I found this book searching online while sitting on the front porch of the clubhouse at Pinehurst Country Club and Resort in Pinehurst, North Carolina. I had just hit rock bottom after four days of really bad golf and I decided I need to get help to improve the mental aspect of my game. The book has delivered in many ways.
The author breaks down the mental aspect of competition into three fundamental parts, which he shows as interlinked circles. The book elaborates on how each circle must remain in balance with the others. The three parts include the conscious mind, the subconscious, and the Self Image.
The conscious mind is the part of us that is aware, awake and directs our attention, focus, and many conscious actions. It is our thinking brain. In golf, we need our conscious mind to pay attention to the surroundings, lock in on a target and align to it, estimate distance, and choose a club among other things. We also need the conscious mind to learn and comprehend the mechanics of the swing so that we can train our subconscious to eventually make the swing on its own.

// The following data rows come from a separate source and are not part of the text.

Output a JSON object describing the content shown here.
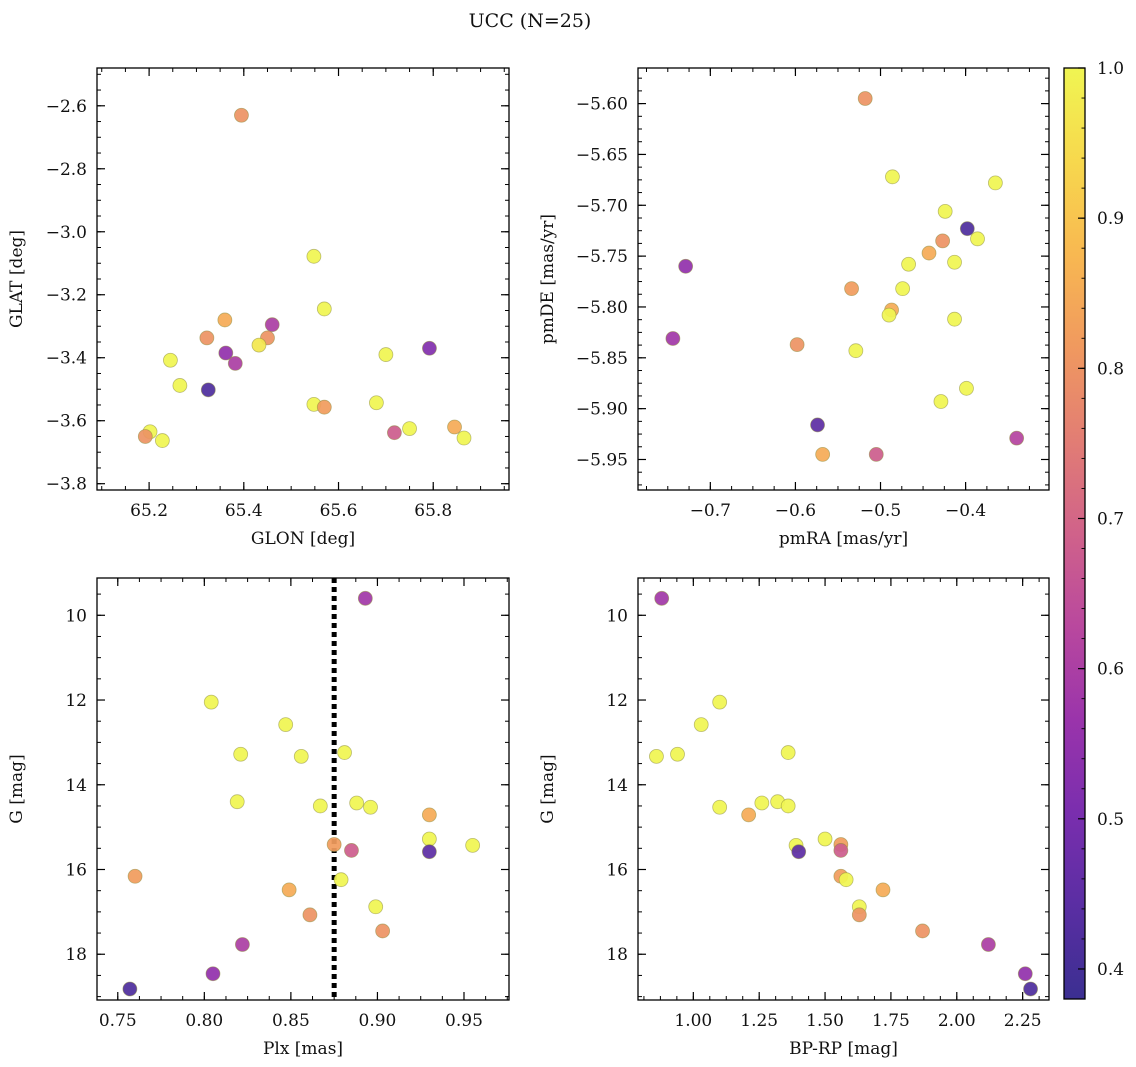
{
  "title": "UCC (N=25)",
  "colorbar": {
    "range": [
      0.38,
      1.0
    ],
    "ticks": [
      0.4,
      0.5,
      0.6,
      0.7,
      0.8,
      0.9,
      1.0
    ],
    "tick_labels": [
      "0.4",
      "0.5",
      "0.6",
      "0.7",
      "0.8",
      "0.9",
      "1.0"
    ],
    "colormap": "plasma"
  },
  "chart_data": [
    {
      "type": "scatter",
      "xlabel": "GLON [deg]",
      "ylabel": "GLAT [deg]",
      "xlim": [
        65.09,
        65.96
      ],
      "ylim": [
        -3.82,
        -2.48
      ],
      "y_inverted": false,
      "xticks": [
        65.2,
        65.4,
        65.6,
        65.8
      ],
      "xtick_labels": [
        "65.2",
        "65.4",
        "65.6",
        "65.8"
      ],
      "yticks": [
        -3.8,
        -3.6,
        -3.4,
        -3.2,
        -3.0,
        -2.8,
        -2.6
      ],
      "ytick_labels": [
        "−3.8",
        "−3.6",
        "−3.4",
        "−3.2",
        "−3.0",
        "−2.8",
        "−2.6"
      ],
      "points": [
        {
          "x": 65.395,
          "y": -2.63,
          "c": 0.8
        },
        {
          "x": 65.548,
          "y": -3.078,
          "c": 1.0
        },
        {
          "x": 65.57,
          "y": -3.245,
          "c": 1.0
        },
        {
          "x": 65.36,
          "y": -3.28,
          "c": 0.85
        },
        {
          "x": 65.46,
          "y": -3.295,
          "c": 0.6
        },
        {
          "x": 65.322,
          "y": -3.337,
          "c": 0.8
        },
        {
          "x": 65.45,
          "y": -3.337,
          "c": 0.8
        },
        {
          "x": 65.432,
          "y": -3.36,
          "c": 0.97
        },
        {
          "x": 65.792,
          "y": -3.37,
          "c": 0.52
        },
        {
          "x": 65.362,
          "y": -3.385,
          "c": 0.55
        },
        {
          "x": 65.7,
          "y": -3.39,
          "c": 1.0
        },
        {
          "x": 65.245,
          "y": -3.408,
          "c": 1.0
        },
        {
          "x": 65.382,
          "y": -3.418,
          "c": 0.6
        },
        {
          "x": 65.265,
          "y": -3.488,
          "c": 1.0
        },
        {
          "x": 65.325,
          "y": -3.502,
          "c": 0.42
        },
        {
          "x": 65.68,
          "y": -3.543,
          "c": 1.0
        },
        {
          "x": 65.548,
          "y": -3.548,
          "c": 1.0
        },
        {
          "x": 65.57,
          "y": -3.557,
          "c": 0.82
        },
        {
          "x": 65.845,
          "y": -3.62,
          "c": 0.85
        },
        {
          "x": 65.75,
          "y": -3.625,
          "c": 1.0
        },
        {
          "x": 65.202,
          "y": -3.635,
          "c": 1.0
        },
        {
          "x": 65.718,
          "y": -3.638,
          "c": 0.68
        },
        {
          "x": 65.192,
          "y": -3.65,
          "c": 0.8
        },
        {
          "x": 65.865,
          "y": -3.655,
          "c": 1.0
        },
        {
          "x": 65.228,
          "y": -3.663,
          "c": 1.0
        }
      ]
    },
    {
      "type": "scatter",
      "xlabel": "pmRA [mas/yr]",
      "ylabel": "pmDE [mas/yr]",
      "xlim": [
        -0.785,
        -0.302
      ],
      "ylim": [
        -5.98,
        -5.565
      ],
      "y_inverted": false,
      "xticks": [
        -0.7,
        -0.6,
        -0.5,
        -0.4
      ],
      "xtick_labels": [
        "−0.7",
        "−0.6",
        "−0.5",
        "−0.4"
      ],
      "yticks": [
        -5.95,
        -5.9,
        -5.85,
        -5.8,
        -5.75,
        -5.7,
        -5.65,
        -5.6
      ],
      "ytick_labels": [
        "−5.95",
        "−5.90",
        "−5.85",
        "−5.80",
        "−5.75",
        "−5.70",
        "−5.65",
        "−5.60"
      ],
      "points": [
        {
          "x": -0.518,
          "y": -5.595,
          "c": 0.8
        },
        {
          "x": -0.486,
          "y": -5.672,
          "c": 1.0
        },
        {
          "x": -0.365,
          "y": -5.678,
          "c": 1.0
        },
        {
          "x": -0.424,
          "y": -5.706,
          "c": 1.0
        },
        {
          "x": -0.398,
          "y": -5.723,
          "c": 0.42
        },
        {
          "x": -0.386,
          "y": -5.733,
          "c": 1.0
        },
        {
          "x": -0.427,
          "y": -5.735,
          "c": 0.8
        },
        {
          "x": -0.443,
          "y": -5.747,
          "c": 0.85
        },
        {
          "x": -0.413,
          "y": -5.756,
          "c": 1.0
        },
        {
          "x": -0.467,
          "y": -5.758,
          "c": 1.0
        },
        {
          "x": -0.729,
          "y": -5.76,
          "c": 0.55
        },
        {
          "x": -0.534,
          "y": -5.782,
          "c": 0.82
        },
        {
          "x": -0.474,
          "y": -5.782,
          "c": 1.0
        },
        {
          "x": -0.487,
          "y": -5.803,
          "c": 0.85
        },
        {
          "x": -0.49,
          "y": -5.808,
          "c": 1.0
        },
        {
          "x": -0.413,
          "y": -5.812,
          "c": 1.0
        },
        {
          "x": -0.744,
          "y": -5.831,
          "c": 0.58
        },
        {
          "x": -0.598,
          "y": -5.837,
          "c": 0.8
        },
        {
          "x": -0.529,
          "y": -5.843,
          "c": 1.0
        },
        {
          "x": -0.399,
          "y": -5.88,
          "c": 1.0
        },
        {
          "x": -0.429,
          "y": -5.893,
          "c": 1.0
        },
        {
          "x": -0.574,
          "y": -5.916,
          "c": 0.45
        },
        {
          "x": -0.34,
          "y": -5.929,
          "c": 0.62
        },
        {
          "x": -0.568,
          "y": -5.945,
          "c": 0.85
        },
        {
          "x": -0.505,
          "y": -5.945,
          "c": 0.68
        }
      ]
    },
    {
      "type": "scatter",
      "xlabel": "Plx [mas]",
      "ylabel": "G [mag]",
      "xlim": [
        0.738,
        0.976
      ],
      "ylim": [
        19.08,
        9.12
      ],
      "y_inverted": true,
      "xticks": [
        0.75,
        0.8,
        0.85,
        0.9,
        0.95
      ],
      "xtick_labels": [
        "0.75",
        "0.80",
        "0.85",
        "0.90",
        "0.95"
      ],
      "yticks": [
        10,
        12,
        14,
        16,
        18
      ],
      "ytick_labels": [
        "10",
        "12",
        "14",
        "16",
        "18"
      ],
      "vline": {
        "x": 0.875,
        "style": "dotted"
      },
      "points": [
        {
          "x": 0.893,
          "y": 9.6,
          "c": 0.58
        },
        {
          "x": 0.804,
          "y": 12.05,
          "c": 1.0
        },
        {
          "x": 0.847,
          "y": 12.58,
          "c": 1.0
        },
        {
          "x": 0.881,
          "y": 13.24,
          "c": 1.0
        },
        {
          "x": 0.821,
          "y": 13.28,
          "c": 1.0
        },
        {
          "x": 0.856,
          "y": 13.33,
          "c": 1.0
        },
        {
          "x": 0.819,
          "y": 14.4,
          "c": 1.0
        },
        {
          "x": 0.888,
          "y": 14.43,
          "c": 1.0
        },
        {
          "x": 0.867,
          "y": 14.5,
          "c": 1.0
        },
        {
          "x": 0.896,
          "y": 14.53,
          "c": 1.0
        },
        {
          "x": 0.93,
          "y": 14.71,
          "c": 0.85
        },
        {
          "x": 0.93,
          "y": 15.28,
          "c": 1.0
        },
        {
          "x": 0.875,
          "y": 15.41,
          "c": 0.82
        },
        {
          "x": 0.955,
          "y": 15.43,
          "c": 1.0
        },
        {
          "x": 0.885,
          "y": 15.55,
          "c": 0.68
        },
        {
          "x": 0.93,
          "y": 15.58,
          "c": 0.45
        },
        {
          "x": 0.76,
          "y": 16.16,
          "c": 0.82
        },
        {
          "x": 0.879,
          "y": 16.24,
          "c": 1.0
        },
        {
          "x": 0.849,
          "y": 16.48,
          "c": 0.85
        },
        {
          "x": 0.899,
          "y": 16.88,
          "c": 1.0
        },
        {
          "x": 0.861,
          "y": 17.07,
          "c": 0.8
        },
        {
          "x": 0.903,
          "y": 17.45,
          "c": 0.8
        },
        {
          "x": 0.822,
          "y": 17.77,
          "c": 0.6
        },
        {
          "x": 0.805,
          "y": 18.46,
          "c": 0.55
        },
        {
          "x": 0.757,
          "y": 18.82,
          "c": 0.42
        }
      ]
    },
    {
      "type": "scatter",
      "xlabel": "BP-RP [mag]",
      "ylabel": "G [mag]",
      "xlim": [
        0.79,
        2.35
      ],
      "ylim": [
        19.08,
        9.12
      ],
      "y_inverted": true,
      "xticks": [
        1.0,
        1.25,
        1.5,
        1.75,
        2.0,
        2.25
      ],
      "xtick_labels": [
        "1.00",
        "1.25",
        "1.50",
        "1.75",
        "2.00",
        "2.25"
      ],
      "yticks": [
        10,
        12,
        14,
        16,
        18
      ],
      "ytick_labels": [
        "10",
        "12",
        "14",
        "16",
        "18"
      ],
      "points": [
        {
          "x": 0.88,
          "y": 9.6,
          "c": 0.58
        },
        {
          "x": 1.1,
          "y": 12.05,
          "c": 1.0
        },
        {
          "x": 1.03,
          "y": 12.58,
          "c": 1.0
        },
        {
          "x": 1.36,
          "y": 13.24,
          "c": 1.0
        },
        {
          "x": 0.94,
          "y": 13.28,
          "c": 1.0
        },
        {
          "x": 0.86,
          "y": 13.33,
          "c": 1.0
        },
        {
          "x": 1.32,
          "y": 14.4,
          "c": 1.0
        },
        {
          "x": 1.26,
          "y": 14.43,
          "c": 1.0
        },
        {
          "x": 1.36,
          "y": 14.5,
          "c": 1.0
        },
        {
          "x": 1.1,
          "y": 14.53,
          "c": 1.0
        },
        {
          "x": 1.21,
          "y": 14.71,
          "c": 0.85
        },
        {
          "x": 1.5,
          "y": 15.28,
          "c": 1.0
        },
        {
          "x": 1.56,
          "y": 15.41,
          "c": 0.82
        },
        {
          "x": 1.39,
          "y": 15.43,
          "c": 1.0
        },
        {
          "x": 1.56,
          "y": 15.55,
          "c": 0.68
        },
        {
          "x": 1.4,
          "y": 15.58,
          "c": 0.45
        },
        {
          "x": 1.56,
          "y": 16.16,
          "c": 0.82
        },
        {
          "x": 1.58,
          "y": 16.24,
          "c": 1.0
        },
        {
          "x": 1.72,
          "y": 16.48,
          "c": 0.85
        },
        {
          "x": 1.63,
          "y": 16.88,
          "c": 1.0
        },
        {
          "x": 1.63,
          "y": 17.07,
          "c": 0.8
        },
        {
          "x": 1.87,
          "y": 17.45,
          "c": 0.8
        },
        {
          "x": 2.12,
          "y": 17.77,
          "c": 0.6
        },
        {
          "x": 2.26,
          "y": 18.46,
          "c": 0.55
        },
        {
          "x": 2.28,
          "y": 18.82,
          "c": 0.42
        }
      ]
    }
  ]
}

The subconscious is the part of us that “just knows” what to do on its own. In golf and other sports, we might call this ‘muscle memory’. When you have consciously practiced the right skills enough, eventually those skills become subconscious just like riding a bike or driving a car. In golf we can easily develop subconscious skills that hurt our golf swing rather than help. That is why we need our conscious minds to identify those problem areas, with the help of books, teachers and coaches, then practice in order to fix those areas subconsciously.
There is a quote that I first heard from a mentor, Joe Niego, that says, “Amateurs practice until they get it right. Professionals practice so they never get it wrong.” That is to say that professionals practice the right movements until they become flawlessly subconscious. I am reminded of the concept of deliberate practice, which I first heard about in the book Grit, by Angela Duckworth. Deliberate practice is an intense conscious focus on the thing you are working to learn. It is incredibly hard work and feels like a grind. This is because we are using our will, our conscious minds, to perform something that is not yet subconscious. It feels unnatural. Yet over time and with repetition, that skill eventually becomes subconscious.

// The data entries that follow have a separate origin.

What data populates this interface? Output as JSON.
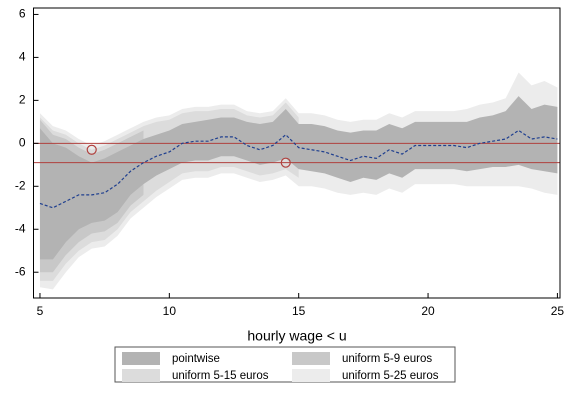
{
  "chart_data": {
    "type": "band",
    "xlabel": "hourly wage < u",
    "xlim": [
      4.75,
      25.1
    ],
    "ylim": [
      -7.2,
      6.3
    ],
    "xticks": [
      5,
      10,
      15,
      20,
      25
    ],
    "yticks": [
      -6,
      -4,
      -2,
      0,
      2,
      4,
      6
    ],
    "bands": [
      {
        "name": "uniform 5-25 euros",
        "color": "#ececec",
        "x": [
          5,
          5.5,
          6,
          6.5,
          7,
          7.5,
          8,
          8.5,
          9,
          9.5,
          10,
          10.5,
          11,
          11.5,
          12,
          12.5,
          13,
          13.5,
          14,
          14.5,
          15,
          15.5,
          16,
          16.5,
          17,
          17.5,
          18,
          18.5,
          19,
          19.5,
          20,
          20.5,
          21,
          21.5,
          22,
          22.5,
          23,
          23.5,
          24,
          24.5,
          25
        ],
        "upper": [
          1.4,
          0.8,
          0.6,
          0.2,
          -0.1,
          0.1,
          0.4,
          0.7,
          1.0,
          1.2,
          1.3,
          1.6,
          1.7,
          1.7,
          1.8,
          1.8,
          1.5,
          1.4,
          1.5,
          2.1,
          1.4,
          1.4,
          1.3,
          1.1,
          1.0,
          1.1,
          1.1,
          1.4,
          1.2,
          1.5,
          1.5,
          1.5,
          1.5,
          1.6,
          1.8,
          1.9,
          2.1,
          3.3,
          2.7,
          2.9,
          2.6
        ],
        "lower": [
          -6.7,
          -6.8,
          -6.0,
          -5.3,
          -4.9,
          -4.8,
          -4.3,
          -3.5,
          -3.0,
          -2.5,
          -2.1,
          -1.7,
          -1.6,
          -1.6,
          -1.4,
          -1.4,
          -1.6,
          -1.8,
          -1.7,
          -1.5,
          -2.0,
          -2.0,
          -2.1,
          -2.3,
          -2.4,
          -2.3,
          -2.4,
          -2.1,
          -2.3,
          -1.9,
          -1.9,
          -1.9,
          -1.9,
          -2.0,
          -2.0,
          -2.0,
          -2.0,
          -2.0,
          -2.1,
          -2.3,
          -2.4
        ]
      },
      {
        "name": "uniform 5-15 euros",
        "color": "#dcdcdc",
        "x": [
          5,
          5.5,
          6,
          6.5,
          7,
          7.5,
          8,
          8.5,
          9,
          9.5,
          10,
          10.5,
          11,
          11.5,
          12,
          12.5,
          13,
          13.5,
          14,
          14.5,
          15
        ],
        "upper": [
          1.2,
          0.6,
          0.4,
          0,
          -0.3,
          -0.1,
          0.2,
          0.5,
          0.8,
          1.0,
          1.1,
          1.4,
          1.5,
          1.5,
          1.6,
          1.6,
          1.3,
          1.2,
          1.3,
          1.9,
          1.2
        ],
        "lower": [
          -6.4,
          -6.4,
          -5.6,
          -5.0,
          -4.6,
          -4.5,
          -4.0,
          -3.2,
          -2.7,
          -2.2,
          -1.8,
          -1.4,
          -1.3,
          -1.3,
          -1.1,
          -1.1,
          -1.3,
          -1.5,
          -1.4,
          -1.2,
          -1.6
        ]
      },
      {
        "name": "uniform 5-9 euros",
        "color": "#c8c8c8",
        "x": [
          5,
          5.5,
          6,
          6.5,
          7,
          7.5,
          8,
          8.5,
          9
        ],
        "upper": [
          1.1,
          0.4,
          0.2,
          -0.2,
          -0.5,
          -0.3,
          0,
          0.3,
          0.6
        ],
        "lower": [
          -6.0,
          -6.0,
          -5.2,
          -4.6,
          -4.2,
          -4.1,
          -3.7,
          -2.9,
          -2.4
        ]
      },
      {
        "name": "pointwise",
        "color": "#b3b3b3",
        "x": [
          5,
          5.5,
          6,
          6.5,
          7,
          7.5,
          8,
          8.5,
          9,
          9.5,
          10,
          10.5,
          11,
          11.5,
          12,
          12.5,
          13,
          13.5,
          14,
          14.5,
          15,
          15.5,
          16,
          16.5,
          17,
          17.5,
          18,
          18.5,
          19,
          19.5,
          20,
          20.5,
          21,
          21.5,
          22,
          22.5,
          23,
          23.5,
          24,
          24.5,
          25
        ],
        "upper": [
          0.7,
          0,
          -0.2,
          -0.6,
          -0.9,
          -0.7,
          -0.4,
          -0.1,
          0.2,
          0.4,
          0.6,
          0.9,
          1.0,
          1.1,
          1.2,
          1.2,
          1.0,
          0.9,
          1.0,
          1.6,
          0.9,
          0.9,
          0.8,
          0.6,
          0.5,
          0.6,
          0.6,
          0.9,
          0.7,
          1.0,
          1.0,
          1.0,
          1.0,
          1.0,
          1.2,
          1.3,
          1.5,
          2.2,
          1.6,
          1.8,
          1.7
        ],
        "lower": [
          -5.4,
          -5.4,
          -4.6,
          -4.0,
          -3.7,
          -3.6,
          -3.2,
          -2.4,
          -1.9,
          -1.5,
          -1.2,
          -0.9,
          -0.8,
          -0.8,
          -0.6,
          -0.6,
          -0.8,
          -1.0,
          -0.9,
          -0.7,
          -1.2,
          -1.3,
          -1.4,
          -1.6,
          -1.8,
          -1.6,
          -1.7,
          -1.4,
          -1.6,
          -1.2,
          -1.2,
          -1.2,
          -1.2,
          -1.3,
          -1.2,
          -1.1,
          -1.1,
          -1.0,
          -1.2,
          -1.3,
          -1.4
        ]
      }
    ],
    "estimate": {
      "color": "#1f3f8f",
      "x": [
        5,
        5.5,
        6,
        6.5,
        7,
        7.5,
        8,
        8.5,
        9,
        9.5,
        10,
        10.5,
        11,
        11.5,
        12,
        12.5,
        13,
        13.5,
        14,
        14.5,
        15,
        15.5,
        16,
        16.5,
        17,
        17.5,
        18,
        18.5,
        19,
        19.5,
        20,
        20.5,
        21,
        21.5,
        22,
        22.5,
        23,
        23.5,
        24,
        24.5,
        25
      ],
      "values": [
        -2.8,
        -3.0,
        -2.7,
        -2.4,
        -2.4,
        -2.3,
        -1.9,
        -1.3,
        -0.9,
        -0.6,
        -0.4,
        0.0,
        0.1,
        0.1,
        0.3,
        0.3,
        -0.1,
        -0.3,
        -0.1,
        0.4,
        -0.2,
        -0.3,
        -0.4,
        -0.6,
        -0.8,
        -0.6,
        -0.7,
        -0.3,
        -0.5,
        -0.1,
        -0.1,
        -0.1,
        -0.1,
        -0.2,
        0.0,
        0.1,
        0.2,
        0.6,
        0.2,
        0.3,
        0.2
      ]
    },
    "hlines": {
      "color": "#b0413e",
      "values": [
        0,
        -0.9
      ]
    },
    "points": {
      "color": "#b0413e",
      "x": [
        7,
        14.5
      ],
      "y": [
        -0.3,
        -0.9
      ]
    }
  }
}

The last circle, according to Bassham, is the Self Image. Ultimately, this is your ego. It is the part of you that experiences self-confidence or self-doubt. Henry Ford said, “Whether you think you can or you think you can’t, either way, you are right.” This is the part of the mental aspect of competition where you believe in your ability to accomplish your goal. Am I a person that achieves this sort of goal? Am I the sort of person that regularly makes pars and birdies on the golf course? Or am I the sort of person that always seems to find the trees or the water, losing my ball and scoring double and triple bogeys?
Bassham explains that we must consciously work to create a new, more confident Self Image if we are to achieve our dreams and goals. If I want to score in the 70s at golf, I must believe I am the type of person that shoots in the 70s at golf. He does an excellent job in the book explaining just how we can go about building this new Self Image.

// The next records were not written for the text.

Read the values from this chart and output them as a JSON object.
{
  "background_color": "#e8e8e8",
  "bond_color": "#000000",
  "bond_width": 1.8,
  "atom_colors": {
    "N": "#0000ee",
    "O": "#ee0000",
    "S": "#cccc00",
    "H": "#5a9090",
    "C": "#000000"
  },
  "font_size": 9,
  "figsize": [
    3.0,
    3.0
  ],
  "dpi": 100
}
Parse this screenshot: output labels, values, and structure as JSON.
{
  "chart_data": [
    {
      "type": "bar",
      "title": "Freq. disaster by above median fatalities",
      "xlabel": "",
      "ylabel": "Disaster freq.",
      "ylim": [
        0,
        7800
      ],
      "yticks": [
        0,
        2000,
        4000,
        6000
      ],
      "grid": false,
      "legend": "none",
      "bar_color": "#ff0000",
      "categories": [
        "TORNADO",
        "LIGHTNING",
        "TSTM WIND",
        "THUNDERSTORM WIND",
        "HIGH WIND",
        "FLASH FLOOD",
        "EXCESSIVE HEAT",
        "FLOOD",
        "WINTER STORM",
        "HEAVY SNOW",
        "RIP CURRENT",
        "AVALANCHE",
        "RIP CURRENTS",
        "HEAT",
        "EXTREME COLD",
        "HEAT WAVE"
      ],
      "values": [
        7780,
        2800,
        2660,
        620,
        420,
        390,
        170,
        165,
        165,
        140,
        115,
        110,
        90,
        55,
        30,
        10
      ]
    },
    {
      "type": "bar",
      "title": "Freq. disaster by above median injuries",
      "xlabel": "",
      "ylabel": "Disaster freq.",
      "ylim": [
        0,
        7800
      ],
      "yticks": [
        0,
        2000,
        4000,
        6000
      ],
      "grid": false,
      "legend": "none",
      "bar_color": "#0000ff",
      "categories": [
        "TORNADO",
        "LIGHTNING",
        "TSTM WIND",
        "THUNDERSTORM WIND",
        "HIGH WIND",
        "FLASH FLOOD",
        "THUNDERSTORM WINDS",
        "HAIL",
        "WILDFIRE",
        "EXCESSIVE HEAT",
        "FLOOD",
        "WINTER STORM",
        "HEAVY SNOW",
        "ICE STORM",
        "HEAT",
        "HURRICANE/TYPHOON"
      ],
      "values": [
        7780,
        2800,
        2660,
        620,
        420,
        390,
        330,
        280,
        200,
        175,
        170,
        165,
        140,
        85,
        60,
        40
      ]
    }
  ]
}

The combination and balancing of these three circles of conscious mind, subconscious, and Self Image is the formula for a winning mindset in competition. The author’s system is called The Mental Management ® System. When any one of the circles becomes too large or too small, problems arise. Just as in other aspects of life including our work and family lives, balance is the key.
While the author may not have written With Winning in Mind as a spiritual book, I most certainly read it as such. There are so many examples in different fields of study that are analogous to this balance of conscious mind, subconscious, and the Self Image. Spiritually, we speak of the mind, body, and soul connection and in Christianity, there is the Holy Trinity of Father, Son, and Holy Spirt. In Psychology, Carl Jung teaches of the conscious, unconscious, and ego. The examples are endless. There is clearly a theme developing throughout the evolution of this blog, that keeps pointing back to my favorite Eckhart Tolle quote that “There is and always has been only one spiritual teaching.” Winning is a spiritual lesson for sure.